10月第4火曜日2
Reo Sano
もう欲しくて仕方なくて、そしたら隠すことができなくなって、好きと伝えてしまったけど。
好きだと言葉にしなければ、言葉を隠すように、好きの気持ちも一緒に隠せていてたのかも?
いや、やっぱり隠せなくなってたから、無理だったんだ。
…なんて、頭の中はマジでわけわかんなくなってる。
でも俺が一番欲しかったもんを手に入れた龍友くんに対して、不思議と妬みとかマイナスの感情は生まれなかった。

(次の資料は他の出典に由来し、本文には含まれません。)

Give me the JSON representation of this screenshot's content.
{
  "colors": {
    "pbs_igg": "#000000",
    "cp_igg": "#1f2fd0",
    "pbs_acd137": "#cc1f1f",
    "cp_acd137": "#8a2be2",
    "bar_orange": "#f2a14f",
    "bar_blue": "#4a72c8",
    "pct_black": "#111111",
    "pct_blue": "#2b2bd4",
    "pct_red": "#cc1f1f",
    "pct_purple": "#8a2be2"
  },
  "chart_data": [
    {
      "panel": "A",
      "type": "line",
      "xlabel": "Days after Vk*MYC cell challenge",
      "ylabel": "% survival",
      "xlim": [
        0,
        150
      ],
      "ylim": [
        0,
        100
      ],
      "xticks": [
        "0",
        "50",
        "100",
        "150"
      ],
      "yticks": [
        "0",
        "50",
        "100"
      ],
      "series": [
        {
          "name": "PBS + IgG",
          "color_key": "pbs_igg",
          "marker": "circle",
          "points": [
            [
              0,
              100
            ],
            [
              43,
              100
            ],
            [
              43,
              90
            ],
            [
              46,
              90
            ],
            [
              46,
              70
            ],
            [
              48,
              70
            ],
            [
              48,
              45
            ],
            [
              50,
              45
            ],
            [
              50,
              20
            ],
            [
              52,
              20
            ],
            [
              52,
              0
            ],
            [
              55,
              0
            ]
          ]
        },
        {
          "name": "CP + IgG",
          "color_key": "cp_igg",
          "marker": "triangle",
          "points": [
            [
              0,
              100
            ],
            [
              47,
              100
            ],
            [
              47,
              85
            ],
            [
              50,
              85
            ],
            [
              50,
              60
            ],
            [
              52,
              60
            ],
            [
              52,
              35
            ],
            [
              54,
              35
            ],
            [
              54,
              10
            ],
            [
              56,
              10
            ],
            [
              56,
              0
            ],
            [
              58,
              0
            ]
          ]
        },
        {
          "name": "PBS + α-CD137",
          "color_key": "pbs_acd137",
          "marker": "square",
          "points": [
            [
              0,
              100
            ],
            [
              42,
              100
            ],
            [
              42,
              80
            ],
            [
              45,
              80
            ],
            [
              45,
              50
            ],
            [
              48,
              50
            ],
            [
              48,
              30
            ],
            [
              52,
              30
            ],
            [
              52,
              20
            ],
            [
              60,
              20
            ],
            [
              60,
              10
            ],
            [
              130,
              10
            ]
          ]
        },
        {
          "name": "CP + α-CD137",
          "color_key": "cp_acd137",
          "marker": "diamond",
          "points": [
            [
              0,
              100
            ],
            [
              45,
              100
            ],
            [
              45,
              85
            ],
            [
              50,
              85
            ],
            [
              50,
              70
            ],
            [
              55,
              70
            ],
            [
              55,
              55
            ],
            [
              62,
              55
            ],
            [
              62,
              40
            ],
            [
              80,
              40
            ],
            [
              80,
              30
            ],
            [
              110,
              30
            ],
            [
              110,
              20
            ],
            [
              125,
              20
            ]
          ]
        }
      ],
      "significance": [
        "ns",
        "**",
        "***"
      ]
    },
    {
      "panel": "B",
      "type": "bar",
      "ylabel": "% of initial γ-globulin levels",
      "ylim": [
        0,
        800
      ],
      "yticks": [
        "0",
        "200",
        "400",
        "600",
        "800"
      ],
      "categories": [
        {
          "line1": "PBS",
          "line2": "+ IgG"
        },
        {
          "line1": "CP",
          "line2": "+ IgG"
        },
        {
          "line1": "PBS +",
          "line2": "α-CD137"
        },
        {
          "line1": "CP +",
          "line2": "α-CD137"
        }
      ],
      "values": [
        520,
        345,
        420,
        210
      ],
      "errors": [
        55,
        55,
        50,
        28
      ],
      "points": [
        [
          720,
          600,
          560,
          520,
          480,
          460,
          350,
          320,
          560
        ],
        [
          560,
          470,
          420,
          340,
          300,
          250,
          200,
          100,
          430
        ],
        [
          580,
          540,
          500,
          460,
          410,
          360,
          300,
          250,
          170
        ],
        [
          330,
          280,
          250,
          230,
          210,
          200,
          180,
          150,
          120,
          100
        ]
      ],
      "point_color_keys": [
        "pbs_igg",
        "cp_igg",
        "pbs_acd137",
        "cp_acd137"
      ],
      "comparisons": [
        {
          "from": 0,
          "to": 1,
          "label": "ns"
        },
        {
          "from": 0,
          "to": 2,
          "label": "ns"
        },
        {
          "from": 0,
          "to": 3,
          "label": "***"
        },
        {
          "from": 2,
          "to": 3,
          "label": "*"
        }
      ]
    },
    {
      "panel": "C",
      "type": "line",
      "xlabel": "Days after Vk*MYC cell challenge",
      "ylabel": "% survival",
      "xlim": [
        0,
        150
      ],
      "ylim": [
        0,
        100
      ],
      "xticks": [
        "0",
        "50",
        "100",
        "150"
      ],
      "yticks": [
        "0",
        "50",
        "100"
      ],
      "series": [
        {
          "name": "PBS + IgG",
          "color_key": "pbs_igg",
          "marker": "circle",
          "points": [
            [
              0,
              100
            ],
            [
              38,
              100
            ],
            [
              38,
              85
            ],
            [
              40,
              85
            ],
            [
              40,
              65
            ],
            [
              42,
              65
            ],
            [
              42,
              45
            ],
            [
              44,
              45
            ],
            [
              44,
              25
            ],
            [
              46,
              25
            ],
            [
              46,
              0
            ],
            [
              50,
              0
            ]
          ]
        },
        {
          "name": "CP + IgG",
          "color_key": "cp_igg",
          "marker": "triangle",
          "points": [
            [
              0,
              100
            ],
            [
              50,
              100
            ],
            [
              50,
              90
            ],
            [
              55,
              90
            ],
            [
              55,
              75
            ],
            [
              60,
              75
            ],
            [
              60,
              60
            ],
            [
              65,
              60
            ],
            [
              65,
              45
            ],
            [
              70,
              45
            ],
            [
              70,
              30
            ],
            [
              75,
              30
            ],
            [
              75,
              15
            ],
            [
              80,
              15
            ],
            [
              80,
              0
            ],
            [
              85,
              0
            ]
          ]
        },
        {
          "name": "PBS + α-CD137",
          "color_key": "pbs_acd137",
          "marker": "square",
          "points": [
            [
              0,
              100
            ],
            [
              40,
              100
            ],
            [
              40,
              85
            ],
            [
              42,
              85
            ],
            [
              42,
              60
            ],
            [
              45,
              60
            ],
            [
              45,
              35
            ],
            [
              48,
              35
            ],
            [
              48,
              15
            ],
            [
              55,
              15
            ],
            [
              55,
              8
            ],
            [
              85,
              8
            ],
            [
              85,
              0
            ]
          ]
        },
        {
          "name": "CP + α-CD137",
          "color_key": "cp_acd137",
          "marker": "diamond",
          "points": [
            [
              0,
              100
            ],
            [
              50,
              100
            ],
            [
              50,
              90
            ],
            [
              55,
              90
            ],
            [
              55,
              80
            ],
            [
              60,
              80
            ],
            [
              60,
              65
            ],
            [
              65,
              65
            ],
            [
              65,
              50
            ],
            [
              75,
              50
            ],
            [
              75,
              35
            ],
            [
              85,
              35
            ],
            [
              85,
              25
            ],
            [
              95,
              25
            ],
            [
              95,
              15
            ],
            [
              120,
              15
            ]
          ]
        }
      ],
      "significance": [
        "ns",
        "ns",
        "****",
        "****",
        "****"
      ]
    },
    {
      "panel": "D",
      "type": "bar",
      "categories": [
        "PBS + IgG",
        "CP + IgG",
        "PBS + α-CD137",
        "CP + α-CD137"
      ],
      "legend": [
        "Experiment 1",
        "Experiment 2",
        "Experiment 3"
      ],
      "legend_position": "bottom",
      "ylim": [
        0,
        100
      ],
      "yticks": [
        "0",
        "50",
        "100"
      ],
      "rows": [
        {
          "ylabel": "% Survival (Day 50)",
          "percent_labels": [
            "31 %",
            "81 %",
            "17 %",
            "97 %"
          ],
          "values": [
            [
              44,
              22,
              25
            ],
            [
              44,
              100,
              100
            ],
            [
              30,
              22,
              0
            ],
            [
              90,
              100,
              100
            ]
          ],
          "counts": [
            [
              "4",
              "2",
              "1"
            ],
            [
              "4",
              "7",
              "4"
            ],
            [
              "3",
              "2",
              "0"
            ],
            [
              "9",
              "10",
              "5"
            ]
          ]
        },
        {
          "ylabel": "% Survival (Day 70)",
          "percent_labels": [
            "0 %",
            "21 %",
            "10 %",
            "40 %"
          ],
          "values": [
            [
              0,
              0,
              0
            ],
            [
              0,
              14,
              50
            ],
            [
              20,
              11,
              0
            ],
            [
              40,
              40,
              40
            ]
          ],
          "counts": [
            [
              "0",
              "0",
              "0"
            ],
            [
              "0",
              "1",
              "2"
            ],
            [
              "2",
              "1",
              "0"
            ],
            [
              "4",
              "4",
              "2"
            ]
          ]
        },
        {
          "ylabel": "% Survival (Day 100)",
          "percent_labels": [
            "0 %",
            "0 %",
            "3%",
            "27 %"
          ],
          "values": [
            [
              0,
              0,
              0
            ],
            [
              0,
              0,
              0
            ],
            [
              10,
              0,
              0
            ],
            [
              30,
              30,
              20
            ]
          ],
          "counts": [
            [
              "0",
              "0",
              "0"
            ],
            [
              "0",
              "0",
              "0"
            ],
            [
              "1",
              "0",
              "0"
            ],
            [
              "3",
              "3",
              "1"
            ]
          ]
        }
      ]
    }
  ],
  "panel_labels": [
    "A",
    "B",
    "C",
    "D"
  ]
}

手に入れなかったのは悔しくて悲しくてたまらなかったけど。
でもそれでもレナさんから離れるのはもう無理だ。
居心地が最強にいいのを知ってしまったし。
飯もうまいし、会話のテンポもいい。
俺の知らない大きな世界で生きていて、興味をそそられるし。
気を全く使わなくていいし。
そんな彼女の側に居るには、俺は弟じゃないといけない。
あぁ、なんかもう一周回ってもうそれでもいいかなって思えてきたかも…
『んんんっ!』
運動不足の運動音痴っぽいレナさんは、一生懸命ペダルを漕いでる。
何かぎこちなすぎて、パワーがなさすぎて笑える。
いつも俺の何歩も前というか上を行く、なんでも出来るイメージの大人のレナさんが。
こんなバイクを漕ぐことすらままならずへばってるのを見ると、やっぱり姉には見えず非力な可愛い女性に思えてしまう。
絶っっ対、本人には言わないけど。
龍友くんは、この人を手に入れた。
レナさんは、龍友くんを手に入れた。
もう少し気持ちが楽になったら、何で龍友くんを選んだのか、教えてもらおう。
絶対躱されて教えてくれないだろうけど。